The deficit in the first half amounted to SAR 41.690 billion. <Commenting on the financial results for the second quarter, His Excellency the Minister of Finance, Mr. Mohammed bin Abdullah Al-Jadaan, said: “The announced financial figures on the budget performance for the second quarter of this year reflect the improvement in the performance of public finances, and the continued efforts to implement our reform plans.”

<and economic reforms aimed at economic diversification and achieving financial sustainability." His Excellency stressed that the Ministry of Finance works together with other government agencies through continuous coordination of efforts to harmonize policies and measures to support the Kingdom's macroeconomic stimulation and to achieve the objectives of the fiscal balance program.

His Excellency stressed that the Ministry of Finance works together with other government agencies through continuous coordination of efforts. His Excellency pointed out that the improvement in fiscal performance was also accompanied by an improvement in economic performance, as real GDP grew by (1.2%) during the first quarter of this year, and the growth of the non-oil sector was (1.6%).

The preliminary economic indicators show that the Kingdom's macroeconomic indicators are in line with the Kingdom's macroeconomic growth rate, and the objectives of the fiscal balance program. <Preliminary economic indicators show that economic activity continued to improve in the second quarter of this year, especially private consumption. Point-of-sale operations and cash withdrawals increased during the period, as well as for private investment, the PMI performance saw progress, and private credit in the second quarter recorded positive growth for the first time since the first quarter of 2017. These indicators give a positive outlook that reinforces optimism that the GDP performance will continue to improve in the second quarter, supported by improved levels of government operational and investment spending, as well as the recovery of global oil markets.

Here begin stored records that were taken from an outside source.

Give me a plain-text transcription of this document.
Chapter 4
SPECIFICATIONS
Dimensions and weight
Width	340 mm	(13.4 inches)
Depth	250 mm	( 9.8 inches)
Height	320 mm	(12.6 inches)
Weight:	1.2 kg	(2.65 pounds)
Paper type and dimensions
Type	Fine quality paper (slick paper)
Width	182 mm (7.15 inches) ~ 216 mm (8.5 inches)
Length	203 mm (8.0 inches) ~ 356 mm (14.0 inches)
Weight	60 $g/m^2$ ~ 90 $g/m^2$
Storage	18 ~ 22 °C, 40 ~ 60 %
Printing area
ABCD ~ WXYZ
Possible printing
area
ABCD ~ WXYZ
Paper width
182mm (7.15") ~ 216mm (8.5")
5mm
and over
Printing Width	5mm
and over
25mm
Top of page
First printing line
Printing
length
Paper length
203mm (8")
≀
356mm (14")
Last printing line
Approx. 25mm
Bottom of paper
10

In this context, he welcomed the improvement in the monetary policy for the period, as well as private investment. <In the same context, Minister Al-Jadaan welcomed the contents of the IMF report following the Article IV consultations for 2018, which are largely consistent with the budget performance indicators, in terms of the significant improvement in public finance conditions that contributed to reducing the fiscal deficit, growth in non-oil revenues, increasing spending efficiency, progress in strengthening the medium-term fiscal framework, increasing transparency, and developing macro-fiscal analysis. Also, the progress made in implementing the reform programs within Vision 2030 and their positive repercussions on the Kingdom's economic situation, which led to raising the economic growth forecast for the current year and the positive economic outlook.